Let me walk you through this chart step-by-step so you can make the most of it.
The main idea to learn is that a TICK and Breadth divergence formed as price made weak new highs, and the doji reversal candles at the highs – complete with TICK, Breadth, and Momentum (not shown) Divergences all signaled a powerful low-risk short-selling opportunity that was irresistible.
To show this, let me explain the functions on the chart. We’re looking at the 1-min SPY (S&P 500 ETF). Underneath (in blue) I’m showing the TICK (number of advancing stocks on an uptick at the moment minus number of declining stocks on a downtick). On the third line, I’m showing just the Number of NYSE Declining Stocks ($DECL) – usually you look at this in conjunction with the Net Advancing Stocks ($ADV) but the hidden signal came from the advancing stocks remaining the same but there was a steady ebb upwards in the number of stocks that switched to declining on the day – that’s what I want to show).

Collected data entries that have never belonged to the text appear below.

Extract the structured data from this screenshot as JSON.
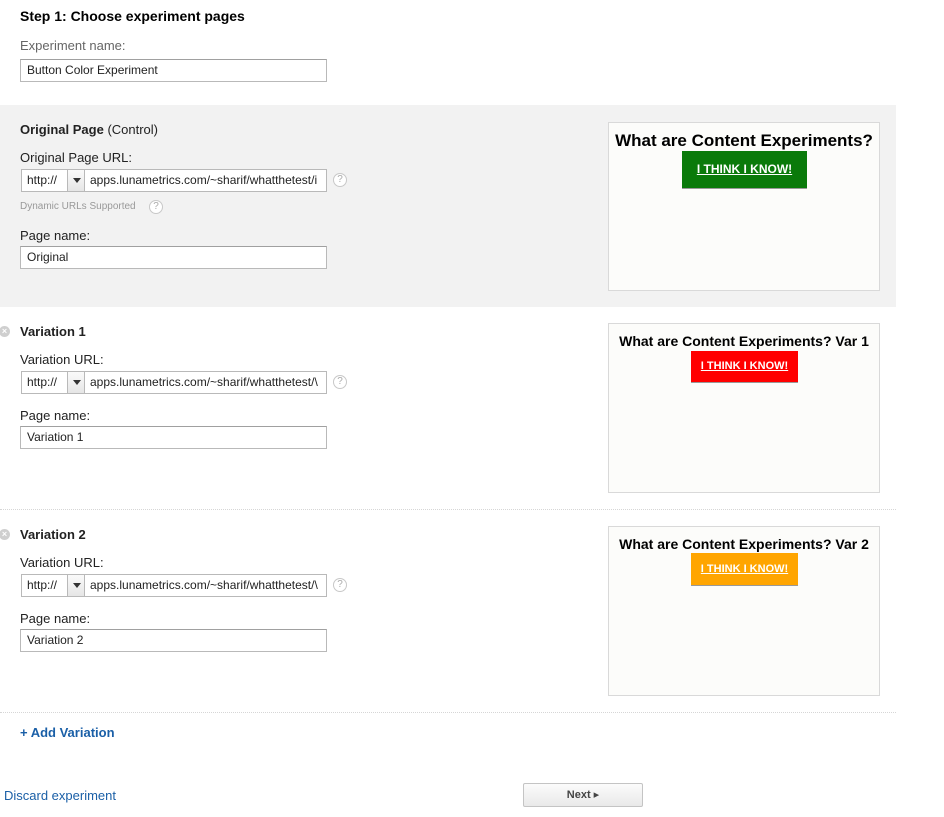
{
  "step": {
    "title": "Step 1: Choose experiment pages"
  },
  "experiment": {
    "name_label": "Experiment name:",
    "name_value": "Button Color Experiment"
  },
  "original": {
    "heading": "Original Page",
    "heading_suffix": "(Control)",
    "url_label": "Original Page URL:",
    "protocol": "http://",
    "url": "apps.lunametrics.com/~sharif/whatthetest/i",
    "dynamic_note": "Dynamic URLs Supported",
    "page_name_label": "Page name:",
    "page_name": "Original",
    "preview": {
      "title": "What are Content Experiments?",
      "button_label": "I THINK I KNOW!",
      "button_color": "#0a7a0a"
    }
  },
  "variations": [
    {
      "heading": "Variation 1",
      "url_label": "Variation URL:",
      "protocol": "http://",
      "url": "apps.lunametrics.com/~sharif/whatthetest/\\",
      "page_name_label": "Page name:",
      "page_name": "Variation 1",
      "preview": {
        "title": "What are Content Experiments? Var 1",
        "button_label": "I THINK I KNOW!",
        "button_color": "#ff0000"
      }
    },
    {
      "heading": "Variation 2",
      "url_label": "Variation URL:",
      "protocol": "http://",
      "url": "apps.lunametrics.com/~sharif/whatthetest/\\",
      "page_name_label": "Page name:",
      "page_name": "Variation 2",
      "preview": {
        "title": "What are Content Experiments? Var 2",
        "button_label": "I THINK I KNOW!",
        "button_color": "#ffa500"
      }
    }
  ],
  "actions": {
    "add_variation": "+ Add Variation",
    "discard": "Discard experiment",
    "next": "Next ▸"
  },
  "icons": {
    "help": "?",
    "remove": "×"
  }
}
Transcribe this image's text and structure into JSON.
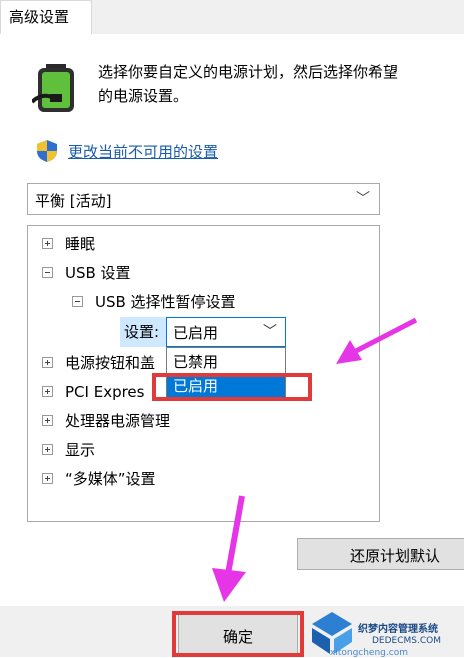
{
  "tab": {
    "label": "高级设置"
  },
  "description": {
    "line1": "选择你要自定义的电源计划，然后选择你希望",
    "line2": "的电源设置。"
  },
  "link": {
    "text": "更改当前不可用的设置"
  },
  "plan_select": {
    "value": "平衡 [活动]"
  },
  "tree": {
    "items": [
      {
        "label": "睡眠",
        "state": "collapsed"
      },
      {
        "label": "USB 设置",
        "state": "expanded"
      },
      {
        "label": "USB 选择性暂停设置",
        "state": "expanded"
      },
      {
        "label": "电源按钮和盖",
        "state": "collapsed"
      },
      {
        "label": "PCI Expres",
        "state": "collapsed"
      },
      {
        "label": "处理器电源管理",
        "state": "collapsed"
      },
      {
        "label": "显示",
        "state": "collapsed"
      },
      {
        "label": "“多媒体”设置",
        "state": "collapsed"
      }
    ],
    "setting_label": "设置:",
    "setting_value": "已启用",
    "dropdown_options": [
      "已禁用",
      "已启用"
    ],
    "selected_option": "已启用"
  },
  "buttons": {
    "restore": "还原计划默认",
    "ok": "确定"
  },
  "watermark": {
    "line1": "织梦内容管理系统",
    "line2": "DEDECMS.COM",
    "brand": "系统城",
    "url": "xitongcheng.com"
  },
  "colors": {
    "accent": "#0078d7",
    "link": "#1a5ca8",
    "highlight_box": "#e03a3a",
    "annotation_arrow": "#e635e6"
  }
}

Finally, I’m showing the classic Breadth, which is the ’spread’ using the formula $ADV minus $DECL (or number of advancing stocks positive on the day minus the number of declining stocks negative on the day).
Moving right along, price began the morning with an overnight gap (not shown as to focus on the chart scaling – I cut off the first few opening 1-min bars), so people assumed underlying strength in the market and most likely ‘went long.’ Price did continue its trek higher, breadth slightly expanded, and the TICK registered a marginal high at 10:15 EST. The SPY traded at $88.90.
Price swung back down for the next hour and then made a new high on the day at $89.00.
However, look very closely at the Market Internals. At the same time price made a new swing high above its $88.90 morning high, the following took place:
The TICK registered a lower high reading than the morning (1015 at the morning high vs 672 for the absolute high of the day)
The $DECL Decliners line registered a higher reading (more stocks were down on the day at the afternoon high than the morning high… the morning high saw 507 stocks down on the day while the afternoon high saw 593 stocks down on the day – almost 100 stocks were now trading lower on the day than the were when the SPY made a prior intraday high)
The Breadth (spread) line registered a lower reading than the morning high. The “Breadth” line in the morning high showed a positive value of 1,870 difference in ADV and DECL while the afternoon $89.00 high showed a breadth difference of 1,780 – again, almost 100 stocks different)
The 3/10 Momentum Oscillator (not shown) also registered a higher low, carving in a negative momentum divergence on the 11:20am high.
Taken together, the “Weight of the Evidence” showed odds overwhelmingly favored for a downward move rather than an up-move. Or stated differently, the 11:20am high was not confirmed by strength as indicated by the Market Internal readings. Such non-confirmations and divergences almost always result in actual price reversals.
Take time after the close to study your charts so that you’ll see more of these developments in real-time as they occur – and know what to look for in advance as the day progresses.